At present, the only anabolic bone therapies available are the PTH forms: PTH 1-34, PTH 1-86, PTH 1-36, and abaloparatide3,4. These therapies have proved to be safe and effective. However, they increase bone resorption and induce hypercalcemia. Horwitz et al.20 suggested that PTHr related proteins might increase bone formation in the absence of hypercalcemia; slight resorption was also observed. Another exciting area in the exploration of combining PTH therapy with antiresorptive agents has produced intriguing results21,22. Some authors used antibodies against inhibitors of bone formation, such as the sclerostin (osteocytes secreted negative regulator of bone formation)16, odanacatib (cathepsin K inhibitor)23, and denosumab (a human monoclonal antibody that binds and inhibits RANK)24, and found that these antibodies favored anabolism and did not produce hypercalcemia. Most of these bone inhibitor antibodies, including PGE1, produced bone anabolism by a mechanism in which the MBF is observed predominately as smooth cement lines. Those changes are significant findings since they may be interpreted as an activation that produces bone anabolism with inadequate bone resorption, usually without hypercalcemia14-16,19.
These findings suggest that PGE1 treatment could act through an MBF mechanism to achieve anabolism with low resorption and no hypercalcemia in osteopenic diseases. This therapy could be evaluated in clinical research for other diseases, including human maxillary deficiency (a frequent disease in children), osteoporosis in adults, or any osteopenic problem. Our findings may represent new potential information for repairing bone fractures, osteomalacia/rickets, and other osteopenic disorders.

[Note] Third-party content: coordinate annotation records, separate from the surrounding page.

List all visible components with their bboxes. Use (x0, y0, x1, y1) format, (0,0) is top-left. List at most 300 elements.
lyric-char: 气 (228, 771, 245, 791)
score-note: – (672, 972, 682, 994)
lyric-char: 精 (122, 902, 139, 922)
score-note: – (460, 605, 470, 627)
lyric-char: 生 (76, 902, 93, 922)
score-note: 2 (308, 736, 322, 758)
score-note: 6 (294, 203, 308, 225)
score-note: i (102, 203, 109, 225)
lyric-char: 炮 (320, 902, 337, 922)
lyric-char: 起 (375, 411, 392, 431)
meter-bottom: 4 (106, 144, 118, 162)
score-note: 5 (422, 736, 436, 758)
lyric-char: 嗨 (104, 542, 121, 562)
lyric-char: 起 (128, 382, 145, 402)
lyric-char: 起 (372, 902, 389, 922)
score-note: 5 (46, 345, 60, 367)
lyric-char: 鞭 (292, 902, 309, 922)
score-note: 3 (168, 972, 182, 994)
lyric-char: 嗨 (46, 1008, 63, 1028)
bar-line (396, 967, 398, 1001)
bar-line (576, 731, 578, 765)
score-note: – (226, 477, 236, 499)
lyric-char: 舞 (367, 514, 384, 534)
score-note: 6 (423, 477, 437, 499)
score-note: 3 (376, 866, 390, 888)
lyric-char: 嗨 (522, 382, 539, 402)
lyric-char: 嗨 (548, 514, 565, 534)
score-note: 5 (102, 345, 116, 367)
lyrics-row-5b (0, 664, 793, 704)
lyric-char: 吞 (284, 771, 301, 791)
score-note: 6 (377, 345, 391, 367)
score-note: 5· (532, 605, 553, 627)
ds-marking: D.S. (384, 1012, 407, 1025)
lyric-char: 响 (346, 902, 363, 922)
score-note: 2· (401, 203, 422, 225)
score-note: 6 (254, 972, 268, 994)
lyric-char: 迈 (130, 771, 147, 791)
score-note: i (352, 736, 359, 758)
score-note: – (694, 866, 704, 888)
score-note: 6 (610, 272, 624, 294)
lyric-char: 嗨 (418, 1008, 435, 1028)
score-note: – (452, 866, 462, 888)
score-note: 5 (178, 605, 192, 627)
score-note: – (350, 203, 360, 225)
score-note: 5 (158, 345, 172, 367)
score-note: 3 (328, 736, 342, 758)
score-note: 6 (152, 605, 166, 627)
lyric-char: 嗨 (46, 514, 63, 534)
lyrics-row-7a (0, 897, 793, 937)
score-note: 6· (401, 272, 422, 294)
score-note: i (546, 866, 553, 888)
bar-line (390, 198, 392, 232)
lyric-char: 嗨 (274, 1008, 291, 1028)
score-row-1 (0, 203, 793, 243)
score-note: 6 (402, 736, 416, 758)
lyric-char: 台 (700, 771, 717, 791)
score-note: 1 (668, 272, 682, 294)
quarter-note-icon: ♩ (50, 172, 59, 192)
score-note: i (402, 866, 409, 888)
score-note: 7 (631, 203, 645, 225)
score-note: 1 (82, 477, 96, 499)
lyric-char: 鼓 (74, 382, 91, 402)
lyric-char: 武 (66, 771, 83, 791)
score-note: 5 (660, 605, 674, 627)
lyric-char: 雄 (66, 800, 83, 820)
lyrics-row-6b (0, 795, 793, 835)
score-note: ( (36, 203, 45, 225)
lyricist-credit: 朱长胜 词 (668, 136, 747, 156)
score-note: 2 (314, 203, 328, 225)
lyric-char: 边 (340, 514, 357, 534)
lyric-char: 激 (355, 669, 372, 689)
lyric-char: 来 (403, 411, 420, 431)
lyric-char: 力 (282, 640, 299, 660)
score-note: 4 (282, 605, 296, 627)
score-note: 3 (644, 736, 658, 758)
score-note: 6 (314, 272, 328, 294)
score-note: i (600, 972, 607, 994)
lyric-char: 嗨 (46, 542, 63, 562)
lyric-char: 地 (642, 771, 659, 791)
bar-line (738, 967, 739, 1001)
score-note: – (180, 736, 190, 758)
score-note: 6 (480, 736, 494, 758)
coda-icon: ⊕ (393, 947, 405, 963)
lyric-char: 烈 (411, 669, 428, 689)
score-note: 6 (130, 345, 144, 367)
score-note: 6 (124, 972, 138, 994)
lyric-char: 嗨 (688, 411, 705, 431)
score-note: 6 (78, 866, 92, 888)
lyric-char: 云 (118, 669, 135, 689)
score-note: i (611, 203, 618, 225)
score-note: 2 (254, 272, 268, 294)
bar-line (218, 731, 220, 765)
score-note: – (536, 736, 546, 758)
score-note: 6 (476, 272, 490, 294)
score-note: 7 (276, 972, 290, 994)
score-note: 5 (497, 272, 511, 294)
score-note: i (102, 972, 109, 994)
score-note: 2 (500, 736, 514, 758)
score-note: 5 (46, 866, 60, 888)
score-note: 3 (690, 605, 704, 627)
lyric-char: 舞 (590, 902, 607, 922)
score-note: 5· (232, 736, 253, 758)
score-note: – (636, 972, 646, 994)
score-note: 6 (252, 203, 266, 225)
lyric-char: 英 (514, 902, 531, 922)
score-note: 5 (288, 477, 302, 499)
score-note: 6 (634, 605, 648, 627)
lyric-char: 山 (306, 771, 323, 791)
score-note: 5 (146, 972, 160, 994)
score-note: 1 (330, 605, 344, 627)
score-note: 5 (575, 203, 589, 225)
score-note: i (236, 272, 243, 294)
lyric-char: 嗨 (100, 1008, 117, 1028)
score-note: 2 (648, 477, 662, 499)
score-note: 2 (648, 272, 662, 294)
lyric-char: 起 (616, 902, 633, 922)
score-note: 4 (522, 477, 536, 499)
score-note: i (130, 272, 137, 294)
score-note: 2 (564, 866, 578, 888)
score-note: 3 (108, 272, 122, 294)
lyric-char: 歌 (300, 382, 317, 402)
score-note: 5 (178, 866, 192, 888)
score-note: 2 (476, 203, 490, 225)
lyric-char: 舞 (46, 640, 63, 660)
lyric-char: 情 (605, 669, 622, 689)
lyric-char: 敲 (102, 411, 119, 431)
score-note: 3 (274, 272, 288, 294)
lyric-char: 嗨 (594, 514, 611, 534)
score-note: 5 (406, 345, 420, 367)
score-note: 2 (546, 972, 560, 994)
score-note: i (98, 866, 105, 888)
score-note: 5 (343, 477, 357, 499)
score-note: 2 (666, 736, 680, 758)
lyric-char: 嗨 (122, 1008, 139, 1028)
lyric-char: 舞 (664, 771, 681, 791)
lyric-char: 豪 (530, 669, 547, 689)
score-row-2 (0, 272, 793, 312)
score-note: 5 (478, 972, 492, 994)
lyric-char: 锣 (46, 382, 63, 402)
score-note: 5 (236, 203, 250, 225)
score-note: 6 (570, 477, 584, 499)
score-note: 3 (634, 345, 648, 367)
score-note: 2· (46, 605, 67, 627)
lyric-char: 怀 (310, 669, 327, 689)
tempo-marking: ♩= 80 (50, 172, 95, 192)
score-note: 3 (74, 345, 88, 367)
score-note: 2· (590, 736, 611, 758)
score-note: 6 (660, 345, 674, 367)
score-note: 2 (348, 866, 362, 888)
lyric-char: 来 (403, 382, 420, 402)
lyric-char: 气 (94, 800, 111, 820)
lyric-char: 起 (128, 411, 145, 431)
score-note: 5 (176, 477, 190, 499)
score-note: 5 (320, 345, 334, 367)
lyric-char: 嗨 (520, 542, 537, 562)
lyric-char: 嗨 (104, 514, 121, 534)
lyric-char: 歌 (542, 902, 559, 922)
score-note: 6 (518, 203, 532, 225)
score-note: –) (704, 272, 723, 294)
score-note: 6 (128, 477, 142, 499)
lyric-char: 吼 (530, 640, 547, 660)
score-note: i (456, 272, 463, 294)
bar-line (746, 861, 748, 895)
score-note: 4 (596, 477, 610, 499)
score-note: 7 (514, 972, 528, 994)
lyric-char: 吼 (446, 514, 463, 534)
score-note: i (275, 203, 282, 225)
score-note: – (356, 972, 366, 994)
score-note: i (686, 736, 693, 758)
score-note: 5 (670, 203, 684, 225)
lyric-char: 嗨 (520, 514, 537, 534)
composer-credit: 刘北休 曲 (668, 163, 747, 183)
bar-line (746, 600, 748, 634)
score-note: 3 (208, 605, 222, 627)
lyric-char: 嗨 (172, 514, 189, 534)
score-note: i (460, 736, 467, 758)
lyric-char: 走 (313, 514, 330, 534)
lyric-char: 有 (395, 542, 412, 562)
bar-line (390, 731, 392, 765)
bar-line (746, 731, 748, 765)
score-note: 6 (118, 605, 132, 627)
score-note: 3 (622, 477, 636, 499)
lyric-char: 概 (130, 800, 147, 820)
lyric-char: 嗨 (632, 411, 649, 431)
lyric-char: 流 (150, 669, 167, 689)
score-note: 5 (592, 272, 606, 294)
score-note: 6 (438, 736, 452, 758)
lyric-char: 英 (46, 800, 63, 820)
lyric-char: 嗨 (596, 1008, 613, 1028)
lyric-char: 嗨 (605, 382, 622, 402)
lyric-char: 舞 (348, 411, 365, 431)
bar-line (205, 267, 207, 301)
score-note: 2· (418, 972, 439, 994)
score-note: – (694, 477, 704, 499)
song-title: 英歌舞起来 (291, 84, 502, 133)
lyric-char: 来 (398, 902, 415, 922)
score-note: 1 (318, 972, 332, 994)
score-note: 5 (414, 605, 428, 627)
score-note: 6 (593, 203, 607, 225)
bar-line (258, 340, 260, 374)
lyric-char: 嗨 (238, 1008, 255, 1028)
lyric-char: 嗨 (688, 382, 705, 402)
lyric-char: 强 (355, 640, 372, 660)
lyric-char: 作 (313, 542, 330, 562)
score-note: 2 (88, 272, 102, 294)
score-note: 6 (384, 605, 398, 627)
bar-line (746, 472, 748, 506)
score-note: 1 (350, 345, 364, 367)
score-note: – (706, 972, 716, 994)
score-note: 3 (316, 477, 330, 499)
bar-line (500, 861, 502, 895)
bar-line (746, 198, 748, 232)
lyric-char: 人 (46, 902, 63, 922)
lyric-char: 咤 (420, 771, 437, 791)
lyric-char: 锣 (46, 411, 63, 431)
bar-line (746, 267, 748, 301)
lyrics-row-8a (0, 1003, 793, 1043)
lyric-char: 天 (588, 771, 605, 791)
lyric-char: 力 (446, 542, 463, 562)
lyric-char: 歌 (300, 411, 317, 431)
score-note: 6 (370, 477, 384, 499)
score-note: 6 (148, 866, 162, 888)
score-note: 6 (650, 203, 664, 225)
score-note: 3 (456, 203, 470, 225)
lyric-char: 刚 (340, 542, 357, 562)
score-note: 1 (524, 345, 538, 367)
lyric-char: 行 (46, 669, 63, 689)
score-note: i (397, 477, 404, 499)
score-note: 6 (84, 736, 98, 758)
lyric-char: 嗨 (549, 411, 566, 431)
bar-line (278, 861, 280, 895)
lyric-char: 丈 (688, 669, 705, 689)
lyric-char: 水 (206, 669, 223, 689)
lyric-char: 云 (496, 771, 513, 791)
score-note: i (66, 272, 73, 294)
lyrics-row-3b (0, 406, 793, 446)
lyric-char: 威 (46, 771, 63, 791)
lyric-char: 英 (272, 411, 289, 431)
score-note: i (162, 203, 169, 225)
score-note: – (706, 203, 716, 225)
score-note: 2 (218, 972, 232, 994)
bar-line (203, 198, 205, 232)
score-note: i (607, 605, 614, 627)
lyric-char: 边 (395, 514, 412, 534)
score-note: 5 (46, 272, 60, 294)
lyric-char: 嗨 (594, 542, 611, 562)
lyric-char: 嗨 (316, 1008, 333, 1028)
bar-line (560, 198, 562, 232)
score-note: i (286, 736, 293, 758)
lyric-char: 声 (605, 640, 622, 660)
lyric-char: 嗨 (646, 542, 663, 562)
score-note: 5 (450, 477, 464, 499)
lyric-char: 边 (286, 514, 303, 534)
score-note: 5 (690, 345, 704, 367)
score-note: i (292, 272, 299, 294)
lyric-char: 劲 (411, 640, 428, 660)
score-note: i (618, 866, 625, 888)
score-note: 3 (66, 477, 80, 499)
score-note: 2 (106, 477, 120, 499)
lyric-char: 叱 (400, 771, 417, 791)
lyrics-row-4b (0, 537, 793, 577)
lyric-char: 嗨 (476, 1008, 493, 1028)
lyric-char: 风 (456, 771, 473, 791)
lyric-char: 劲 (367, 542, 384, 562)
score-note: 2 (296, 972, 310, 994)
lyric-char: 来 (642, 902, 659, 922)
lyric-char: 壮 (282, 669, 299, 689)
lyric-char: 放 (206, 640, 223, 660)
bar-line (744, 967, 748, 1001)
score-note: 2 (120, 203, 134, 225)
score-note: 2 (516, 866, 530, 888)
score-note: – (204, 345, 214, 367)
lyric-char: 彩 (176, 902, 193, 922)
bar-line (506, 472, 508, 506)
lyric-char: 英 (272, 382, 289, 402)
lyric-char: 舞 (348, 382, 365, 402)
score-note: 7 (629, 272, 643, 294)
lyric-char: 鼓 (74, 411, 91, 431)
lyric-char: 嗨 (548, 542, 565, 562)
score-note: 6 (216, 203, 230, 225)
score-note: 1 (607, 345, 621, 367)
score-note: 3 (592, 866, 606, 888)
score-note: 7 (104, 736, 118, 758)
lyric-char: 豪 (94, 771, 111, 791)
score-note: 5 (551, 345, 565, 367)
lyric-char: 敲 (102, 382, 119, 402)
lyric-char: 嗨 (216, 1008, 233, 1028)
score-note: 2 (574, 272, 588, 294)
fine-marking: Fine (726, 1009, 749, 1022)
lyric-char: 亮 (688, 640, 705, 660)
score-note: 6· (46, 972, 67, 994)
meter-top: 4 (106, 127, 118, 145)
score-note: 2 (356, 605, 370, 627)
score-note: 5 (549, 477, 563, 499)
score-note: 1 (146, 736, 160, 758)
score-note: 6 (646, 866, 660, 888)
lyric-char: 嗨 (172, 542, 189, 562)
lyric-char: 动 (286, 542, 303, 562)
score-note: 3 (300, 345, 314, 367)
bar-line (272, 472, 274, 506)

The SbOTh, SbOS/BS, and the SbOS/BV on the PGE1 group were less than the other groups, perhaps due to the acceleration of osteoid mineralization, while the mild increase in the mineral appositional rate is indicative of increased bone production25. Regarding the dynamic bone formation parameters, after 22 days of PGE1 treatment, we observed a significant shortening of the time of osteoid mineralization and MLT26. These findings suggest that PGE1 accelerates bone matrix mineralization, decreasing the osteoid sutural BS and increasing bone anabolism.
Understanding the effects of PGE1 on bone modeling and remodeling might help clarify its effects on bone formation and evaluate bone increase. We observed the same percentage of RBF and MBF in healthy children in iliac crest biopsies of the trabecular bone tissues15.
The effect of PGE1 on MBF has not yet been demonstrated in human adults. However, the biomarker's profile and histomorphometry results in children and animal models are encouraging14,16,25. We should further compare the MF identification with staining techniques, like tetracycline chelation.
In conclusion, the exogenous PGE1 treatment in rabbits exhibited a wider suture palate disjunction, increased calcitriol synthesis, and the sutural palatine bones volume, and shortened MLT. The bone anabolic effect may be exerted mainly through MBF, producing mild resorption without hypercalcemia. These findings could lead to new potential options for osteopenia treatments.